La storia dell’immigrazione in Inghilterra dalle West Indies (Giamaica, Trinidad, Brabados, Grenada etc), colonie ed ex colonie britanniche, non è stata solo evento di enorme portata sociale ma un elemento decisivo nell’evoluzione musicale e culturale del Regno Unito. I sudditi di paesi lontani portarono nuovi suoni, strumenti, mezzi espressivi, estetiche, istanze e bagagli culturali che da una parte furono assorbiti dagli autoctoni, mischiati, non di rado semplicemente sfruttati, dall’altra si svilupparono in altre direzioni, mantenendo salde le radici originali ma creando nuovi ambiti (vedi il british reggae o la scena ska della TwoTone Records a fine anni Settanta). Simbolico fu l’arrivo a Tilbury, sul Tamigi, della nave Empire Windrush, il 21 giugno 1948 con i primi caraibici alla ricerca di un lavoro e di una nuova vita in quella che per loro era a tutti gli effetti la madre patria, così come gli era stato insegnato a scuola. Si spostavano semplicemente in un’altra parte della nazione, o meglio dell’impero, tanto più vicini all’amata regina. Fu uno shock quando scoprirono progressivamente ma velocemente che, oltre a un clima pessimo e a dovere alloggiare in ricoveri di fortuna, non erano graditi dalla popolazione locale, tanto meno considerati alla pari. Rifiutati, guardati con diffidenza, osteggiati, considerati semplicemente «negroes, black o West Indians», si trovarono ad affrontare un razzismo sempre più esplicito sia nella vita quotidiana sia da una parte della politica istituzionale. Il tempo creò un’ulteriore frattura sociale e culturale. La prima generazione immigrata accettava soprusi, ghettizzazione e rinunce in vista di un previsto e auspicato ritorno nelle terre natie con un gruzzolo con cui vivere dignitosamente la maturità.

PROSPETTIVE DIVERSE
Diverse la visione e le prospettive dei loro figli e nipoti, nati e cresciuti in Inghilterra a cui non interessava «tornare» in quello che era per loro un suolo straniero, lontano e a sua volta diventato ostile e inconciliabile socialmente e culturalmente con l’ambiente in cui erano vissuti fin dalla nascita. Lo stesso drammatico dilemma che rese impossibile il più volte auspicato progetto di un ritorno in Africa dei nipoti degli schiavi americani. Fabio Fantazzini ha da poco pubblicato per Red Star Press/HellNation Libri un volume essenziale, Dread Inna Inglan, che si addentra alla perfezione e con uno spessore culturale di altissimo livello, in un contesto mai sufficientemente esplorato.
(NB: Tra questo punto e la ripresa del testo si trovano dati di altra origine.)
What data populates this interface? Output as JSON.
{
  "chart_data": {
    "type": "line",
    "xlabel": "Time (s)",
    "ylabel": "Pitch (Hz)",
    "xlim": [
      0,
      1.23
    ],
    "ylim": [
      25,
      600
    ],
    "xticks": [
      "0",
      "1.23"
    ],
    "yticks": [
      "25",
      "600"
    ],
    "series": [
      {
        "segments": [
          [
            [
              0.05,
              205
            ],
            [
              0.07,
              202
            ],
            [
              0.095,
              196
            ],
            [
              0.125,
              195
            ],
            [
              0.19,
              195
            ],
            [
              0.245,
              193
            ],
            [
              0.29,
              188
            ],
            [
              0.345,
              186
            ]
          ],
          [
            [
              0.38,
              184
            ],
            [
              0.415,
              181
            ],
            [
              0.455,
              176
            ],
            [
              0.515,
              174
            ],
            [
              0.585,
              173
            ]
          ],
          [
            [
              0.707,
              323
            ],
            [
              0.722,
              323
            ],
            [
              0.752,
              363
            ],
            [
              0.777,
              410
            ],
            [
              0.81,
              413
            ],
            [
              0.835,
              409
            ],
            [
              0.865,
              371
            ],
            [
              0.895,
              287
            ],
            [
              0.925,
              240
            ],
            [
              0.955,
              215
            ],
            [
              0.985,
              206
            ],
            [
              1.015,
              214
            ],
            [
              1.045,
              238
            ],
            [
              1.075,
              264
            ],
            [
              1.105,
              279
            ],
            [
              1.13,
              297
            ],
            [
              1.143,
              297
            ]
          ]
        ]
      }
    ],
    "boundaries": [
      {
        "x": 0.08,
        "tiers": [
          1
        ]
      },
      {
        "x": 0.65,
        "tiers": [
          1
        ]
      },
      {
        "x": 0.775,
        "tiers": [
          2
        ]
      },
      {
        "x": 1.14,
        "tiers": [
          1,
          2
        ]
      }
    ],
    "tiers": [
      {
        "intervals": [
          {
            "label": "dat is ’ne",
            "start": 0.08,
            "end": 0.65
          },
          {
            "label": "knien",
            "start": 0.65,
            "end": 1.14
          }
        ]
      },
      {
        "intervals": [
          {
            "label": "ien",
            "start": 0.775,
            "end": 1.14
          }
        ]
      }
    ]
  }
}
Arricchito da mille dettagliatissime citazioni, particolari sconosciuti, nomi, dischi, episodi. La sua spiegazione al suddetto fenomeno è la perfetta, drammatica, sintesi dell’insormontabile disagio in cui si trovarono le seconde generazioni «black»: «La decostruzione e, in qualche modo, la distruzione del mito del ritorno è un passo fondamentale per la formazione delle identità delle “seconde generazioni” e, non secondariamente, per la loro mobilitazione politica. Nate o cresciute nel paese di emigrazione dei genitori, le nuove generazioni sono maggiormente recalcitranti all’idea di accettare quello scambio basato sulla manodopera a basso costo e sullo sfruttamento offerto ai primi migranti, rimettendo in discussione l’insieme delle loro condizioni sociali. La condizione di “ospite temporaneo” che rendeva più accettabile la rassegnazione rispetto ai sacrifici e alle difficoltà in vista di un futuro rimpatrio, viene eliminata rendendo le nuove generazioni più esigenti nell’ottenere come “diritti” quelle che fino ad allora erano state “concessioni”».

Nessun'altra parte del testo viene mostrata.